她沒想到第一次吃這玩意的時候,不止煩躁不安還有一種想要嘔吐的感覺。菸灰落在她大腿上,蘇曼不僅沒感覺到疼,反而覺得很舒服。
「好舒服——」她不止一次地將手中的菸頭摁在自己的大腿內側,那種異樣的感覺令她渾身都忍不住的癱軟了起來。她腦海里浮現出陸澤嶼和白筱筱在後花園的畫面
憑什麼?男人可以三妻四妾地玩弄其他女人,而自己卻要守活寡,如果不是因為那幾次意外,自己怎麼可能會懷不上孩子呢?
扭曲的恨意徹底吞噬了蘇曼妮的心智,只見她唇角勾起一抹陰冷的笑。
「哭什麼哭,你媽那個賤人正在跟我老公花前月下呢。」
小孩哭的滿臉通紅,但蘇曼妮卻一點都不心疼,因為這不是她的孩子,如果不是因為白筱筱,自己也不會流產。
既然如此,那自己為什麼還要好好對待她孩子呢?
想到這,蘇曼妮眼底閃過一絲邪惡的念頭,她將手中燃著的菸頭,一點點朝著孩子稚嫩的肌膚靠近,孩子似乎是感受到了危險,不停地扭動著小小的身體。

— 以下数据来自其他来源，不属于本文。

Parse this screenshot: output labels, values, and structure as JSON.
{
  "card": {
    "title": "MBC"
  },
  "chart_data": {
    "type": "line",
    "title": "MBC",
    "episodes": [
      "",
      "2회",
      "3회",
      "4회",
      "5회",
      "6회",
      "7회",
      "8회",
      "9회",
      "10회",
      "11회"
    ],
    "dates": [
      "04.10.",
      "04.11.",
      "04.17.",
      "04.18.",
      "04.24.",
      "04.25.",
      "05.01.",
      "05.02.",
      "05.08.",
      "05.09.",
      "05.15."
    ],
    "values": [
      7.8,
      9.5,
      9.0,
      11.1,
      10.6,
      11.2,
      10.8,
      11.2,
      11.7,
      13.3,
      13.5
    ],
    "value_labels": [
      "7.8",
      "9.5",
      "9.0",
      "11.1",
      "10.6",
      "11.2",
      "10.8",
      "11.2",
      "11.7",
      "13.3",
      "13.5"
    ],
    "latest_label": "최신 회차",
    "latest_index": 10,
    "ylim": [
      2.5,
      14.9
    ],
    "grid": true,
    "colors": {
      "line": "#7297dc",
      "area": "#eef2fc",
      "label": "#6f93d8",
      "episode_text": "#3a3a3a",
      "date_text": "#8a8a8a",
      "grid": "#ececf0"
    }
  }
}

就在菸頭即將碰到孩子的皮膚時,蘇曼妮混沌的神志突然清醒過來,她嚇得慌忙扔掉手中的菸頭,然後驚魂未定地將哭鬧不止的孩子緊緊抱進懷中。
蘇曼妮絕望地跌坐在地上,抱著孩子失聲痛哭起來,她怎麼變成了這樣?竟然想用菸頭去燙一個什麼都不懂的孩子。她到底怎麼了?